The day after Prince William announced he had proposed to his longtime girlfriend, Kate Middleton, tabloids carried full-page pictures of the couple and broadsheets ran large, above-the-fold headlines.
"We got there in the end, darling!" was the headline on the Daily Mail. "(And it's sealed with Diana's ring!)"
"Something borrowed, something blue," wrote The Times, referring to the large sapphire-and-diamond ring William used to propose to Middleton last month.
"With this ring, Di thee wed," wrote the Daily Mirror.
William said in the couple's first joint interview Tuesday that he chose to use the ring because he wanted his mother to "be with us at such a happy time." Diana died in a Paris, France, car crash in 1997, when William was 15.
Attention on the ring and the link to Princess Diana showed how much her memory is already hovering over the upcoming wedding.
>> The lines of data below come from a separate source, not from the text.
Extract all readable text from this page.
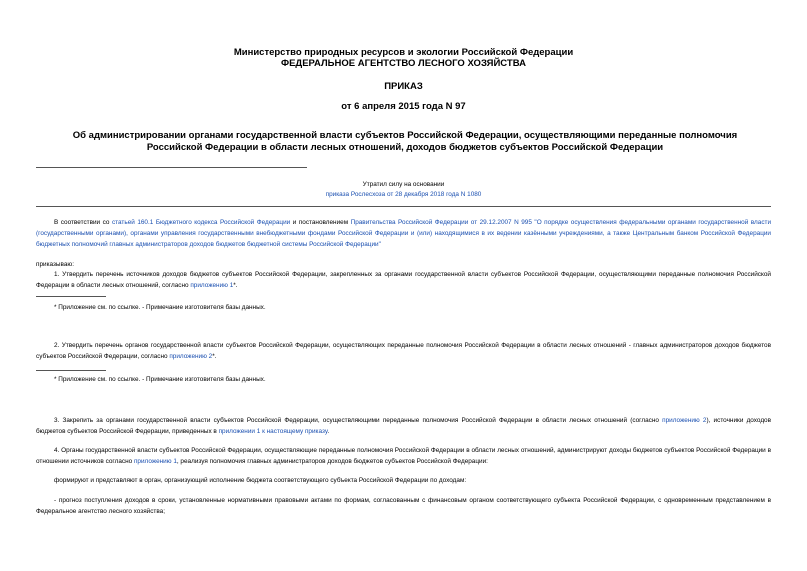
Министерство природных ресурсов и экологии Российской Федерации
ФЕДЕРАЛЬНОЕ АГЕНТСТВО ЛЕСНОГО ХОЗЯЙСТВА
ПРИКАЗ
от 6 апреля 2015 года N 97
Об администрировании органами государственной власти субъектов Российской Федерации, осуществляющими переданные полномочия Российской Федерации в области лесных отношений, доходов бюджетов субъектов Российской Федерации
Утратил силу на основании
приказа Рослесхоза от 28 декабря 2018 года N 1080
В соответствии со статьей 160.1 Бюджетного кодекса Российской Федерации и постановлением Правительства Российской Федерации от 29.12.2007 N 995 "О порядке осуществления федеральными органами государственной власти (государственными органами), органами управления государственными внебюджетными фондами Российской Федерации и (или) находящимися в их ведении казёнными учреждениями, а также Центральным банком Российской Федерации бюджетных полномочий главных администраторов доходов бюджетов бюджетной системы Российской Федерации"
приказываю:
1. Утвердить перечень источников доходов бюджетов субъектов Российской Федерации, закрепленных за органами государственной власти субъектов Российской Федерации, осуществляющими переданные полномочия Российской Федерации в области лесных отношений, согласно приложению 1*.
* Приложение см. по ссылке. - Примечание изготовителя базы данных.
2. Утвердить перечень органов государственной власти субъектов Российской Федерации, осуществляющих переданные полномочия Российской Федерации в области лесных отношений - главных администраторов доходов бюджетов субъектов Российской Федерации, согласно приложению 2*.
* Приложение см. по ссылке. - Примечание изготовителя базы данных.
3. Закрепить за органами государственной власти субъектов Российской Федерации, осуществляющими переданные полномочия Российской Федерации в области лесных отношений (согласно приложению 2), источники доходов бюджетов субъектов Российской Федерации, приведенных в приложении 1 к настоящему приказу.
4. Органы государственной власти субъектов Российской Федерации, осуществляющие переданные полномочия Российской Федерации в области лесных отношений, администрируют доходы бюджетов субъектов Российской Федерации в отношении источников согласно приложению 1, реализуя полномочия главных администраторов доходов бюджетов субъектов Российской Федерации:
формируют и представляют в орган, организующий исполнение бюджета соответствующего субъекта Российской Федерации по доходам:
- прогноз поступления доходов в сроки, установленные нормативными правовыми актами по формам, согласованным с финансовым органом соответствующего субъекта Российской Федерации, с одновременным представлением в Федеральное агентство лесного хозяйства;
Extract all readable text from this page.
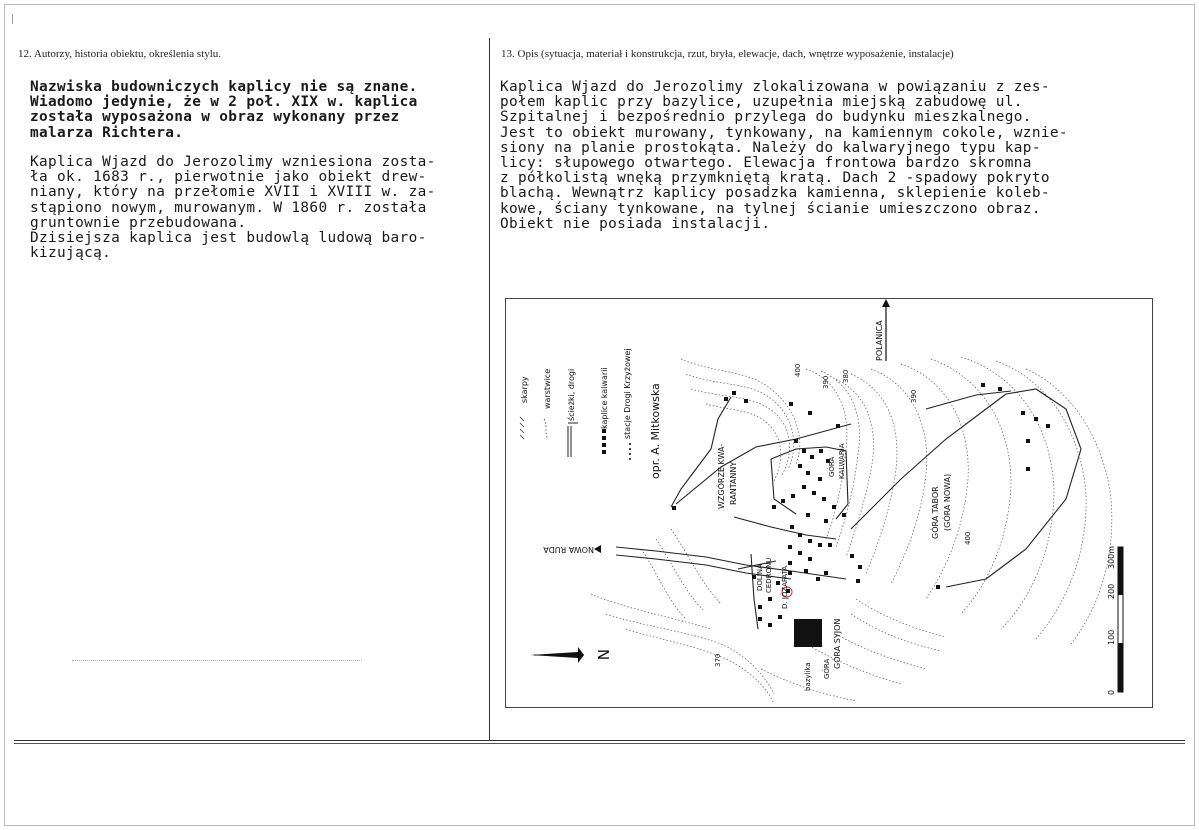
12. Autorzy, historia obiektu, określenia stylu.
Nazwiska budowniczych kaplicy nie są znane.
Wiadomo jedynie, że w 2 poł. XIX w. kaplica
została wyposażona w obraz wykonany przez
malarza Richtera.
Kaplica Wjazd do Jerozolimy wzniesiona zosta-
ła ok. 1683 r., pierwotnie jako obiekt drew-
niany, który na przełomie XVII i XVIII w. za-
stąpiono nowym, murowanym. W 1860 r. została
gruntownie przebudowana.
Dzisiejsza kaplica jest budowlą ludową baro-
kizującą.
13. Opis (sytuacja, materiał i konstrukcja, rzut, bryła, elewacje, dach, wnętrze wyposażenie, instalacje)
Kaplica Wjazd do Jerozolimy zlokalizowana w powiązaniu z zes-
połem kaplic przy bazylice, uzupełnia miejską zabudowę ul.
Szpitalnej i bezpośrednio przylega do budynku mieszkalnego.
Jest to obiekt murowany, tynkowany, na kamiennym cokole, wznie-
siony na planie prostokąta. Należy do kalwaryjnego typu kap-
licy: słupowego otwartego. Elewacja frontowa bardzo skromna
z półkolistą wnęką przymkniętą kratą. Dach 2 -spadowy pokryto
blachą. Wewnątrz kaplicy posadzka kamienna, sklepienie koleb-
kowe, ściany tynkowane, na tylnej ścianie umieszczono obraz.
Obiekt nie posiada instalacji.
POLANICA
NOWA RUDA
WZGÓRZE KWA- RANTANNY	GÓRA KALWARIA
GÓRA TABOR (GÓRA NOWA)
DOLINA CEDRONU D. JÓZAFATA
GÓRA SYJON
GÓRA
bazylika
400
390 380
390
400
370
skarpy warstwice ścieżki, drogi	kaplice kalwarii stacje Drogi Krzyżowej opr. A. Mitkowska
N
300m
200
100
0
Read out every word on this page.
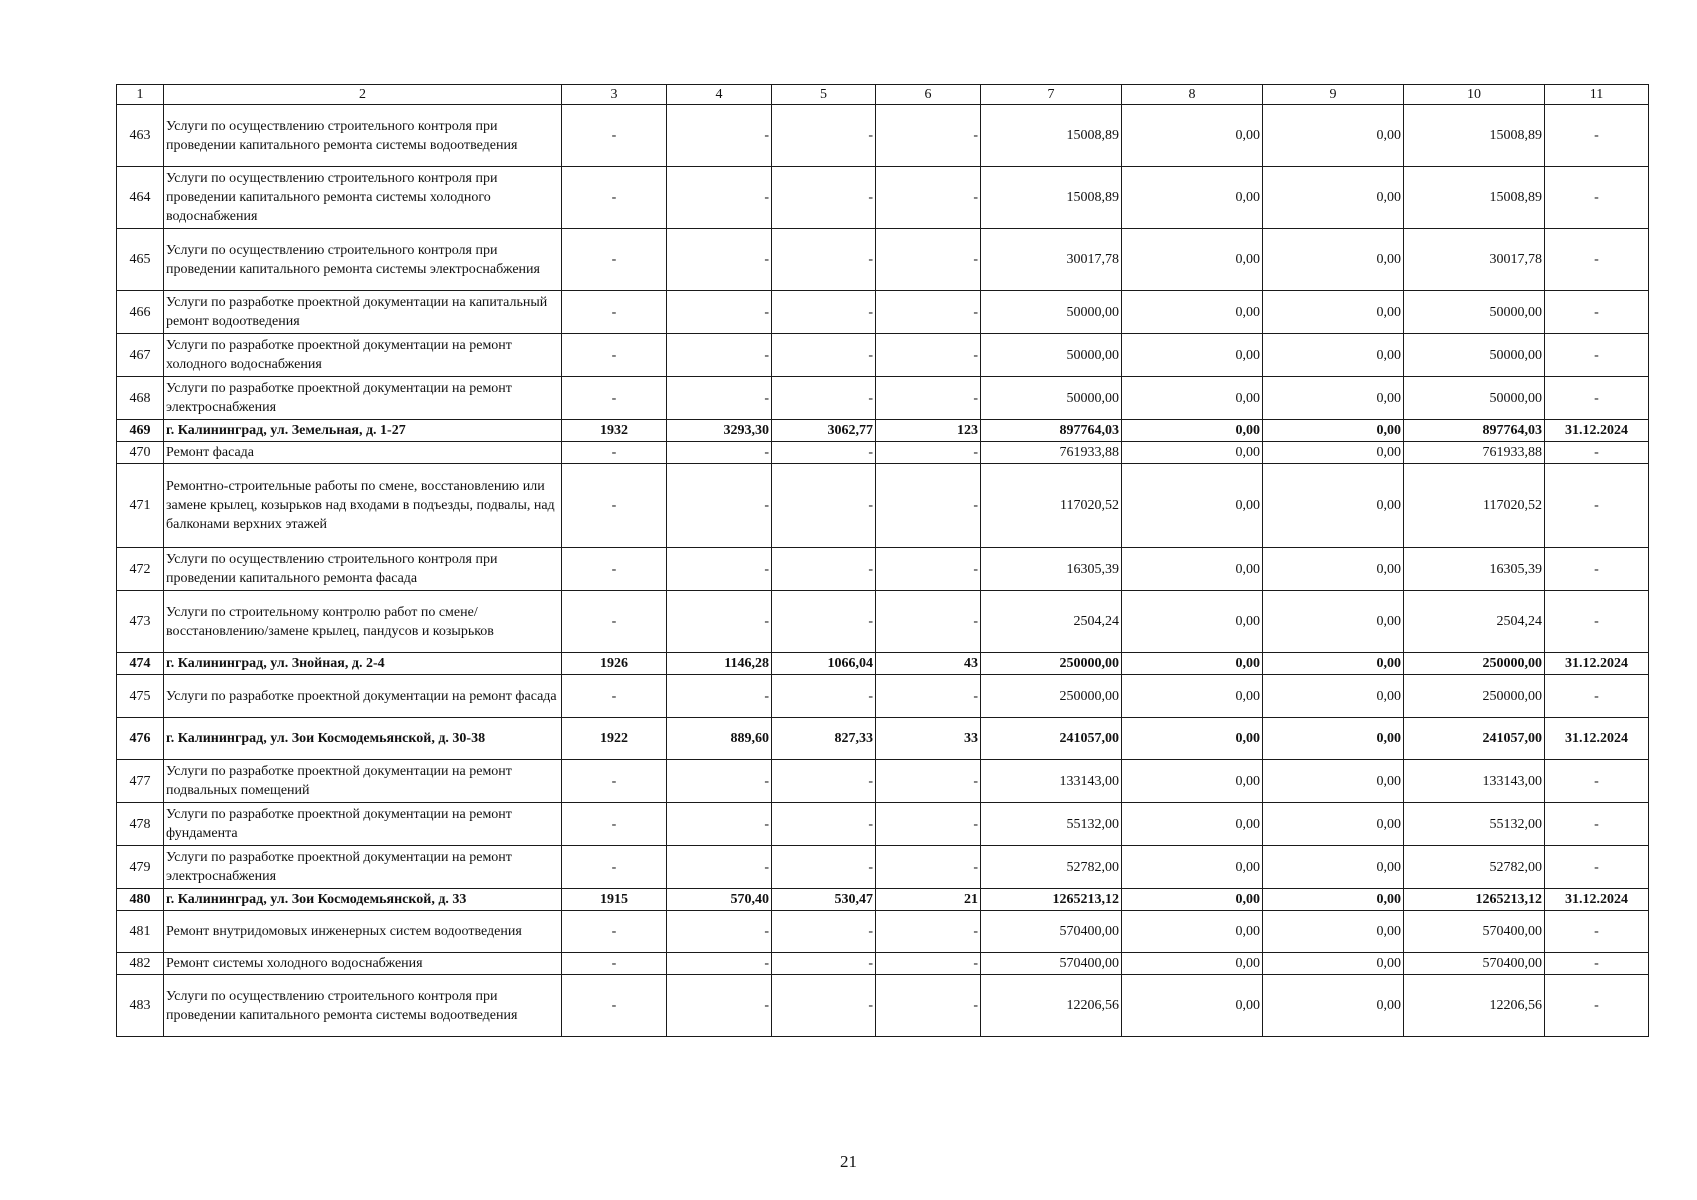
1	2	3	4	5	6	7	8	9	10	11
463	Услуги по осуществлению строительного контроля при проведении капитального ремонта системы водоотведения	-	-	-	-	15008,89	0,00	0,00	15008,89	-
464	Услуги по осуществлению строительного контроля при проведении капитального ремонта системы холодного водоснабжения	-	-	-	-	15008,89	0,00	0,00	15008,89	-
465	Услуги по осуществлению строительного контроля при проведении капитального ремонта системы электроснабжения	-	-	-	-	30017,78	0,00	0,00	30017,78	-
466	Услуги по разработке проектной документации на капитальный ремонт водоотведения	-	-	-	-	50000,00	0,00	0,00	50000,00	-
467	Услуги по разработке проектной документации на ремонт холодного водоснабжения	-	-	-	-	50000,00	0,00	0,00	50000,00	-
468	Услуги по разработке проектной документации на ремонт электроснабжения	-	-	-	-	50000,00	0,00	0,00	50000,00	-
469	г. Калининград, ул. Земельная, д. 1-27	1932	3293,30	3062,77	123	897764,03	0,00	0,00	897764,03	31.12.2024
470	Ремонт фасада	-	-	-	-	761933,88	0,00	0,00	761933,88	-
471	Ремонтно-строительные работы по смене, восстановлению или замене крылец, козырьков над входами в подъезды, подвалы, над балконами верхних этажей	-	-	-	-	117020,52	0,00	0,00	117020,52	-
472	Услуги по осуществлению строительного контроля при проведении капитального ремонта фасада	-	-	-	-	16305,39	0,00	0,00	16305,39	-
473	Услуги по строительному контролю работ по смене/восстановлению/замене крылец, пандусов и козырьков	-	-	-	-	2504,24	0,00	0,00	2504,24	-
474	г. Калининград, ул. Знойная, д. 2-4	1926	1146,28	1066,04	43	250000,00	0,00	0,00	250000,00	31.12.2024
475	Услуги по разработке проектной документации на ремонт фасада	-	-	-	-	250000,00	0,00	0,00	250000,00	-
476	г. Калининград, ул. Зои Космодемьянской, д. 30-38	1922	889,60	827,33	33	241057,00	0,00	0,00	241057,00	31.12.2024
477	Услуги по разработке проектной документации на ремонт подвальных помещений	-	-	-	-	133143,00	0,00	0,00	133143,00	-
478	Услуги по разработке проектной документации на ремонт фундамента	-	-	-	-	55132,00	0,00	0,00	55132,00	-
479	Услуги по разработке проектной документации на ремонт электроснабжения	-	-	-	-	52782,00	0,00	0,00	52782,00	-
480	г. Калининград, ул. Зои Космодемьянской, д. 33	1915	570,40	530,47	21	1265213,12	0,00	0,00	1265213,12	31.12.2024
481	Ремонт внутридомовых инженерных систем водоотведения	-	-	-	-	570400,00	0,00	0,00	570400,00	-
482	Ремонт системы холодного водоснабжения	-	-	-	-	570400,00	0,00	0,00	570400,00	-
483	Услуги по осуществлению строительного контроля при проведении капитального ремонта системы водоотведения	-	-	-	-	12206,56	0,00	0,00	12206,56	-
21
"The presence of Diana, it has always been there throughout William and Harry's life, and it will now become even greater, because Kate is going to be compared at every turn," said Mark Saunders, the author of several books on the royals, also making reference to William's brother and Diana's youngest son. His remarks were made on CNN's "The Situation Room." "We're supposed to call her Catherine now -- Catherine will be compared to Diana constantly. It will never go away."
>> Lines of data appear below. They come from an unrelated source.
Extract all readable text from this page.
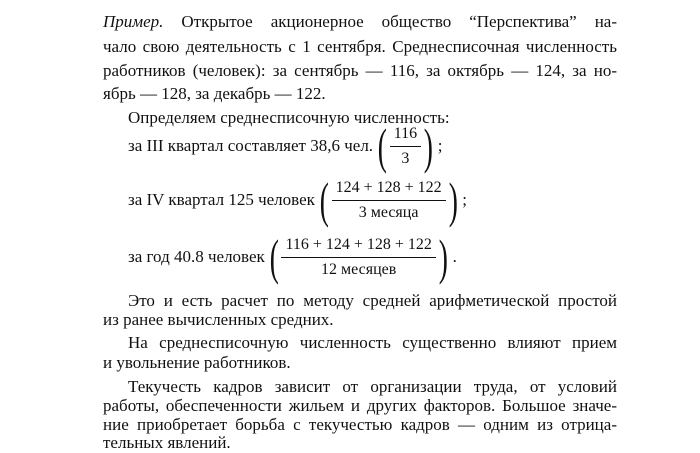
Пример. Открытое акционерное общество “Перспектива” на-
чало свою деятельность с 1 сентября. Среднесписочная численность
работников (человек): за сентябрь — 116, за октябрь — 124, за но-
ябрь — 128, за декабрь — 122.
Определяем среднесписочную численность:
за III квартал составляет 38,6 чел. ( $\frac{116}{3}$ ) ;
за IV квартал 125 человек ( $\frac{124 + 128 + 122}{\text{3 месяца}}$ ) ;
за год 40.8 человек ( $\frac{116 + 124 + 128 + 122}{\text{12 месяцев}}$ ) .
Это и есть расчет по методу средней арифметической простой
из ранее вычисленных средних.
На среднесписочную численность существенно влияют прием
и увольнение работников.
Текучесть кадров зависит от организации труда, от условий
работы, обеспеченности жильем и других факторов. Большое значе-
ние приобретает борьба с текучестью кадров — одним из отрица-
тельных явлений.
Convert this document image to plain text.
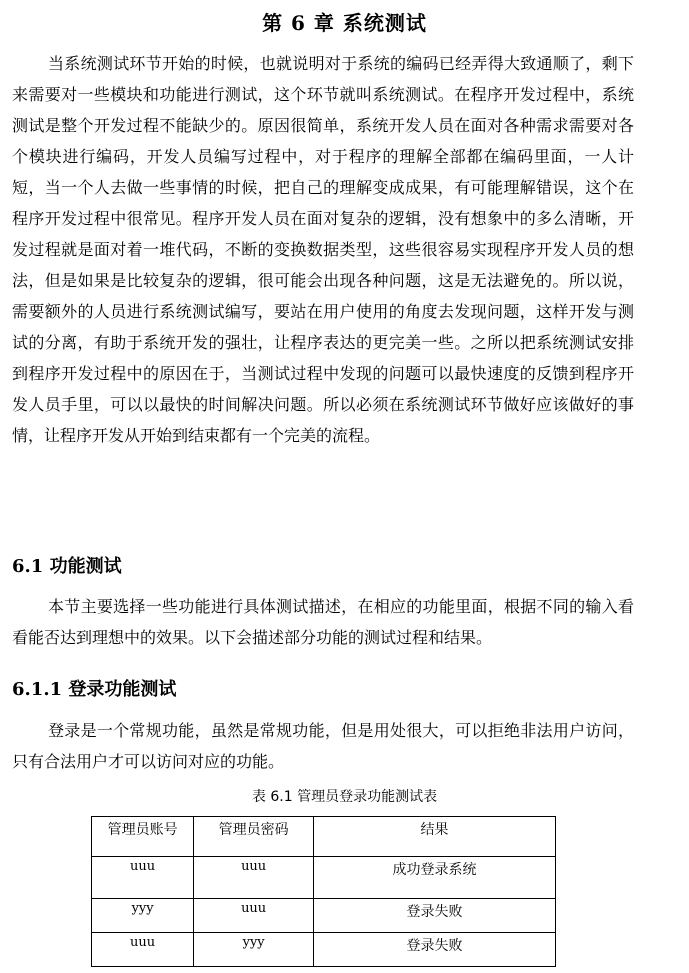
第 6 章 系统测试

当系统测试环节开始的时候，也就说明对于系统的编码已经弄得大致通顺了，剩下来需要对一些模块和功能进行测试，这个环节就叫系统测试。在程序开发过程中，系统测试是整个开发过程不能缺少的。原因很简单，系统开发人员在面对各种需求需要对各个模块进行编码，开发人员编写过程中，对于程序的理解全部都在编码里面，一人计短，当一个人去做一些事情的时候，把自己的理解变成成果，有可能理解错误，这个在程序开发过程中很常见。程序开发人员在面对复杂的逻辑，没有想象中的多么清晰，开发过程就是面对着一堆代码，不断的变换数据类型，这些很容易实现程序开发人员的想法，但是如果是比较复杂的逻辑，很可能会出现各种问题，这是无法避免的。所以说，需要额外的人员进行系统测试编写，要站在用户使用的角度去发现问题，这样开发与测试的分离，有助于系统开发的强壮，让程序表达的更完美一些。之所以把系统测试安排到程序开发过程中的原因在于，当测试过程中发现的问题可以最快速度的反馈到程序开发人员手里，可以以最快的时间解决问题。所以必须在系统测试环节做好应该做好的事情，让程序开发从开始到结束都有一个完美的流程。

6.1 功能测试

本节主要选择一些功能进行具体测试描述，在相应的功能里面，根据不同的输入看看能否达到理想中的效果。以下会描述部分功能的测试过程和结果。

6.1.1 登录功能测试

登录是一个常规功能，虽然是常规功能，但是用处很大，可以拒绝非法用户访问，只有合法用户才可以访问对应的功能。

表 6.1 管理员登录功能测试表

管理员账号	管理员密码	结果
uuu	uuu	成功登录系统
yyy	uuu	登录失败
uuu	yyy	登录失败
Richard Fitzwilliams, a public relations consultant and royal commentator, said the comparisons with Diana can only go so far.
"I assure you that Kate Middleton is not being looked at as another Princess Diana," he told CNN. "I think Prince William was emphasizing in the interview it's time to move on."
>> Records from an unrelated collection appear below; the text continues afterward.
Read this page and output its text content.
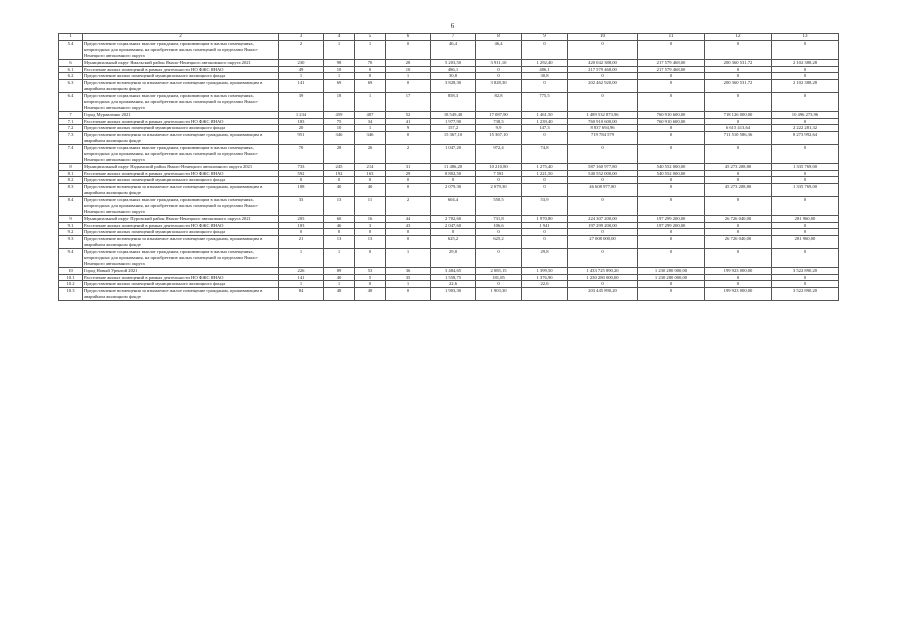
6
1	2	3	4	5	6	7	8	9	10	11	12	13
5.4	Предоставление социальных выплат гражданам, проживающим в жилых помещениях, непригодных для проживания, на приобретение жилых помещений за пределами Ямало-Ненецкого автономного округа	2	1	1	0	46,4	46,4	0	0	0	0	0
6	Муниципальный округ Ямальский район Ямало-Ненецкого автономного округа 2021	230	98	70	28	5 203,50	3 911,10	1 292,40	420 042 388,00	217 579 468,00	200 360 531,72	2 102 388,28
6.1	Расселение жилых помещений в рамках деятельности НО ФЖС ЯНАО	49	10	0	10	486,1	0	486,1	217 579 468,00	217 579 468,00	0	0
6.2	Предоставление жилых помещений муниципального жилищного фонда	1	1	0	1	30,8	0	30,8	0	0	0	0
6.3	Предоставление возмещения за изымаемое жилое помещение гражданам, проживающим в аварийном жилищном фонде	141	69	69	0	3 828,30	3 828,30	0	202 462 920,00	0	200 360 531,72	2 102 388,28
6.4	Предоставление социальных выплат гражданам, проживающим в жилых помещениях, непригодных для проживания, на приобретение жилых помещений за пределами Ямало-Ненецкого автономного округа	39	18	1	17	858,3	82,8	775,5	0	0	0	0
7	Город Муравленко 2021	1 234	459	407	52	18 549,40	17 087,90	1 461,50	1 489 532 873,96	760 910 600,00	718 126 000,00	10 496 273,96
7.1	Расселение жилых помещений в рамках деятельности НО ФЖС ЯНАО	183	75	34	41	1 977,90	738,5	1 239,40	760 910 600,00	760 910 600,00	0	0
7.2	Предоставление жилых помещений муниципального жилищного фонда	20	10	1	9	157,2	9,9	147,3	8 837 694,96	0	6 615 413,64	2 222 281,32
7.3	Предоставление возмещения за изымаемое жилое помещение гражданам, проживающим в аварийном жилищном фонде	951	346	346	0	15 367,10	15 367,10	0	719 784 579	0	711 510 586,36	8 273 992,64
7.4	Предоставление социальных выплат гражданам, проживающим в жилых помещениях, непригодных для проживания, на приобретение жилых помещений за пределами Ямало-Ненецкого автономного округа	70	28	26	2	1 047,20	972,4	74,8	0	0	0	0
8	Муниципальный округ Надымский район Ямало-Ненецкого автономного округа 2021	733	245	214	31	11 486,20	10 210,80	1 275,40	587 160 977,80	540 552 000,00	45 273 208,80	1 335 769,00
8.1	Расселение жилых помещений в рамках деятельности НО ФЖС ЯНАО	592	192	163	29	8 802,50	7 581	1 221,50	540 552 000,00	540 552 000,00	0	0
8.2	Предоставление жилых помещений муниципального жилищного фонда	0	0	0	0	0	0	0	0	0	0	0
8.3	Предоставление возмещения за изымаемое жилое помещение гражданам, проживающим в аварийном жилищном фонде	108	40	40	0	2 079,30	2 079,30	0	46 608 977,80	0	45 273 208,80	1 335 769,00
8.4	Предоставление социальных выплат гражданам, проживающим в жилых помещениях, непригодных для проживания, на приобретение жилых помещений за пределами Ямало-Ненецкого автономного округа	33	13	11	2	604,4	550,5	53,9	0	0	0	0
9	Муниципальный округ Пуровский район Ямало-Ненецкого автономного округа 2021	205	60	16	44	2 702,60	731,8	1 970,80	224 307 200,00	197 299 200,00	26 726 040,00	281 960,00
9.1	Расселение жилых помещений в рамках деятельности НО ФЖС ЯНАО	183	46	3	43	2 047,60	106,6	1 941	197 299 200,00	197 299 200,00	0	0
9.2	Предоставление жилых помещений муниципального жилищного фонда	0	0	0	0	0	0	0	0	0	0	0
9.3	Предоставление возмещения за изымаемое жилое помещение гражданам, проживающим в аварийном жилищном фонде	21	13	13	0	625,2	625,2	0	27 008 000,00	0	26 726 040,00	281 960,00
9.4	Предоставление социальных выплат гражданам, проживающим в жилых помещениях, непригодных для проживания, на приобретение жилых помещений за пределами Ямало-Ненецкого автономного округа	1	1	0	1	29,8	0	29,8	0	0	0	0
10	Город Новый Уренгой 2021	226	89	53	36	3 484,65	2 085,15	1 399,50	1 433 725 890,20	1 230 280 000,00	199 923 000,00	3 522 890,20
10.1	Расселение жилых помещений в рамках деятельности НО ФЖС ЯНАО	141	40	5	35	1 558,75	181,85	1 376,90	1 230 280 000,00	1 230 280 000,00	0	0
10.2	Предоставление жилых помещений муниципального жилищного фонда	1	1	0	1	22,6	0	22,6	0	0	0	0
10.3	Предоставление возмещения за изымаемое жилое помещение гражданам, проживающим в аварийном жилищном фонде	84	48	48	0	1 903,30	1 903,30		203 445 890,20	0	199 923 000,00	3 522 890,20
British Prime Minister David Cameron passed on the congratulations of the whole House of Commons during his weekly question time on Wednesday.
"This is wonderful news," he said. "We look forward to the wedding itself with excitement and anticipation."
That same sentiment will also draw huge numbers of tourists to Britain over the next few years and boost the British economy by 620 million pounds ($985 million), a retail research firm said Wednesday.
Wedding-related merchandise sales alone could top 26 million pounds ($41.3 million), according to Neil Saunders, a consulting director at Verdict. Food and grocery retailers could also benefit as people buy extra food, treats, champagne, and wine to celebrate the occasion, he said.
Tourism and travel could bring in an additional 216 million pounds ($343 million), he said.
"Although times have changed since the last big royal engagement of Prince Charles and Lady Diana, many people will still be keen to buy some form or keepsake or memento and retailers will rush to capitalize on the merchandising opportunities," Saunders said.